Jeremy Gillen comments on EJT’s Shortform

Jeremy Gillen 3 Apr 2024 2:27 UTC
6 points
2
I sometimes name your work in conversation as an example of good recent agent foundations work, based on having read some of it and skimmed the rest, and talked to you a little about it at EAG. It’s on my todo list to work through it properly, and I expect to actually do it because it’s the blocker on me rewriting and posting my “why the shutdown problem is hard” draft, which I really want to post.
The reasons I’m a priori not extremely excited are that it seems intuitively very difficult to avoid either of these issues:
- I’d be surprised if an agent with (very) incomplete preferences was real-world competent. I think it’s easy to miss ways that a toy model of an incomplete-preference-agent might be really incompetent.
- It’s easy to shuffle around the difficulty of the shutdown problem, e.g. by putting all the hardness into an assumed-adversarially-robust button-manipulation-detector or self-modification-detector etc.
It’s plausible you’ve avoided these problems but I haven’t read deeply enough to know yet. I think it’s easy for issues like this to be hidden (accidentally), so it’ll take a lot of effort for me to read properly (but I will, hopefully in about a week).
The part where it works for a prosaic setup seems wrong (because of inner alignment issues (although I see you cited my post in a footnote about this, thanks!)), but this isn’t what the shutdown problem is about so it isn’t an issue if it doesn’t apply directly to prosaic setups.
- EJT 5 Apr 2024 11:28 UTC
  2 points
  1
  Parent
  it’ll take a lot of effort for me to read properly (but I will, hopefully in about a week).
  Nice, interested to hear what you think!
  I think it’s easy to miss ways that a toy model of an incomplete-preference-agent might be really incompetent.
  Yep agree that this is a concern, and I plan to think more about this soon.
  putting all the hardness into an assumed-adversarially-robust button-manipulation-detector or self-modification-detector etc.
  Interested to hear more about this. I’m not sure exactly what you mean by ‘detector’, but I don’t think my proposal requires either of these. The agent won’t try to manipulate the button, because doing so is timestep-dominated by not doing so. And the agent won’t self-modify in ways that stop it being shutdownable, again because doing so is timestep-dominated by not doing so. I don’t think we need a detector in either case.
  because of inner alignment issues
  I argue that my proposed training regimen largely circumvents the problems of goal misgeneralization and deceptive alignment. On goal misgeneralization, POST and TD seem simple. On deceptive alignment, agents trained to satisfy POST seem never to get the chance to learn to prefer any longer trajectory to any shorter trajectory. And if the agent doesn’t prefer any longer trajectory to any shorter trajectory, it has no incentive to act deceptively to avoid being made to satisfy TD.

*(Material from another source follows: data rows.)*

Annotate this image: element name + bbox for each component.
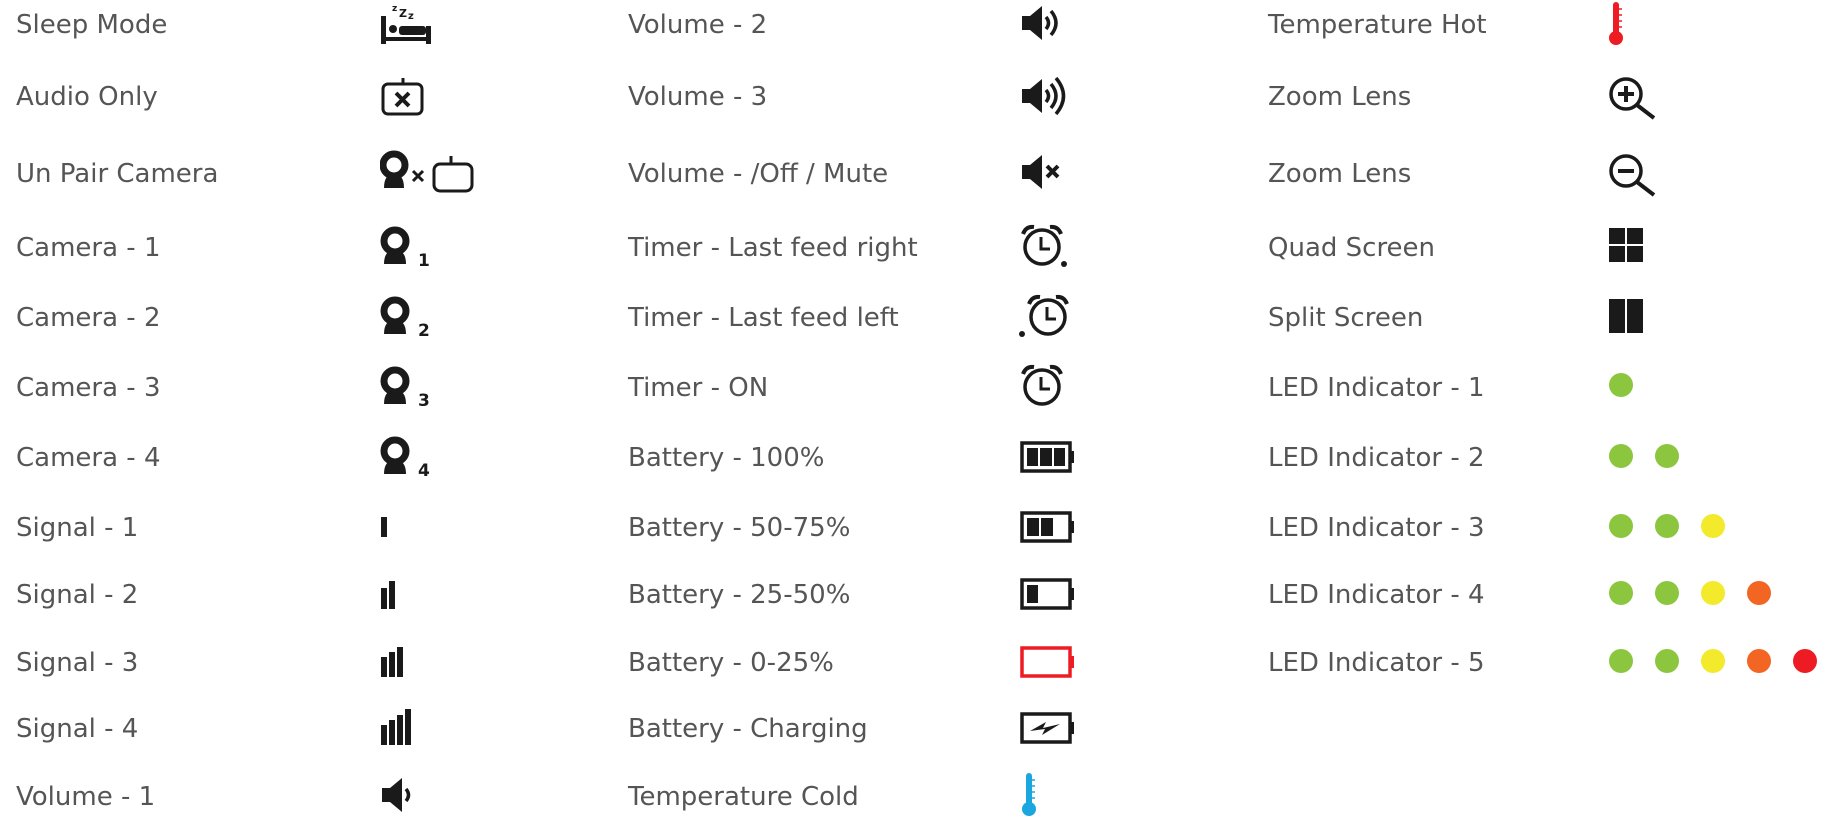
zoom-out-icon: [1609, 154, 1656, 197]
led-indicator-5-icon: [1609, 649, 1817, 673]
temperature-cold-icon: [1022, 773, 1036, 816]
label-camera-1: Camera - 1: [16, 233, 161, 263]
volume-3-icon: [1022, 76, 1066, 116]
camera-4-badge: 4: [418, 461, 430, 480]
battery-100-icon: [1020, 441, 1074, 473]
label-volume-mute: Volume - /Off / Mute: [628, 159, 889, 189]
label-signal-2: Signal - 2: [16, 580, 139, 610]
label-timer-last-feed-right: Timer - Last feed right: [628, 233, 918, 263]
svg-text:z: z: [408, 11, 414, 22]
zoom-in-icon: [1609, 77, 1656, 120]
svg-text:z: z: [392, 4, 397, 14]
camera-2-badge: 2: [418, 321, 430, 340]
quad-screen-icon: [1609, 228, 1643, 262]
label-volume-3: Volume - 3: [628, 82, 768, 112]
label-audio-only: Audio Only: [16, 82, 158, 112]
unpair-camera-icon: [380, 150, 474, 193]
label-led-3: LED Indicator - 3: [1268, 513, 1485, 543]
label-battery-50-75: Battery - 50-75%: [628, 513, 851, 543]
label-battery-25-50: Battery - 25-50%: [628, 580, 851, 610]
camera-2-icon: 2: [380, 296, 430, 340]
signal-2-icon: [381, 581, 395, 609]
label-led-2: LED Indicator - 2: [1268, 443, 1485, 473]
camera-1-icon: 1: [380, 226, 430, 270]
battery-0-25-icon: [1020, 646, 1074, 678]
label-zoom-in: Zoom Lens: [1268, 82, 1412, 112]
camera-1-badge: 1: [418, 251, 430, 270]
signal-1-icon: [381, 517, 387, 537]
split-screen-icon: [1609, 299, 1643, 333]
timer-left-icon: [1019, 294, 1069, 337]
led-indicator-4-icon: [1609, 581, 1771, 605]
label-signal-3: Signal - 3: [16, 648, 139, 678]
timer-on-icon: [1021, 364, 1063, 406]
label-signal-1: Signal - 1: [16, 513, 139, 543]
label-zoom-out: Zoom Lens: [1268, 159, 1412, 189]
label-unpair-camera: Un Pair Camera: [16, 159, 219, 189]
label-battery-0-25: Battery - 0-25%: [628, 648, 834, 678]
signal-3-icon: [381, 647, 403, 677]
label-signal-4: Signal - 4: [16, 714, 139, 744]
volume-2-icon: [1022, 6, 1058, 40]
label-battery-charging: Battery - Charging: [628, 714, 868, 744]
camera-3-badge: 3: [418, 391, 430, 410]
label-led-5: LED Indicator - 5: [1268, 648, 1485, 678]
temperature-hot-icon: [1609, 2, 1623, 45]
label-volume-2: Volume - 2: [628, 10, 768, 40]
sleep-icon: z Z z: [381, 4, 431, 44]
signal-4-icon: [381, 709, 411, 745]
led-indicator-3-icon: [1609, 514, 1725, 538]
camera-4-icon: 4: [380, 436, 430, 480]
audio-only-icon: [381, 78, 424, 116]
timer-right-icon: [1021, 224, 1067, 267]
battery-50-75-icon: [1020, 511, 1074, 543]
led-indicator-1-icon: [1609, 373, 1633, 397]
camera-3-icon: 3: [380, 366, 430, 410]
battery-25-50-icon: [1020, 578, 1074, 610]
label-camera-2: Camera - 2: [16, 303, 161, 333]
led-indicator-2-icon: [1609, 444, 1679, 468]
label-volume-1: Volume - 1: [16, 782, 156, 812]
label-led-4: LED Indicator - 4: [1268, 580, 1485, 610]
svg-text:Z: Z: [399, 7, 407, 20]
label-camera-4: Camera - 4: [16, 443, 161, 473]
label-battery-100: Battery - 100%: [628, 443, 825, 473]
label-timer-last-feed-left: Timer - Last feed left: [628, 303, 899, 333]
label-quad-screen: Quad Screen: [1268, 233, 1436, 263]
volume-mute-icon: [1022, 155, 1060, 189]
label-camera-3: Camera - 3: [16, 373, 161, 403]
volume-1-icon: [382, 778, 411, 812]
label-temperature-hot: Temperature Hot: [1268, 10, 1487, 40]
label-timer-on: Timer - ON: [628, 373, 769, 403]
label-temperature-cold: Temperature Cold: [628, 782, 859, 812]
label-led-1: LED Indicator - 1: [1268, 373, 1485, 403]
label-sleep-mode: Sleep Mode: [16, 10, 168, 40]
battery-charging-icon: [1020, 712, 1074, 744]
label-split-screen: Split Screen: [1268, 303, 1424, 333]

  this isn’t what the shutdown problem is about so it isn’t an issue if it doesn’t apply directly to prosaic setups
  I’m confused about this. Why isn’t it an issue if some proposed solution to the shutdown problem doesn’t apply directly to prosaic setups? Ultimately, we want to implement some proposed solution, and it seems like an issue if we can’t see any way to do that using current techniques.
- ryan_greenblatt 3 Apr 2024 18:20 UTC
  2 points
  1
  Parent
  
  but this isn’t what the shutdown problem is about so it isn’t an issue if it doesn’t apply directly to prosaic setups.
  
  Fair enough, though the post itself does claim prosaic applications.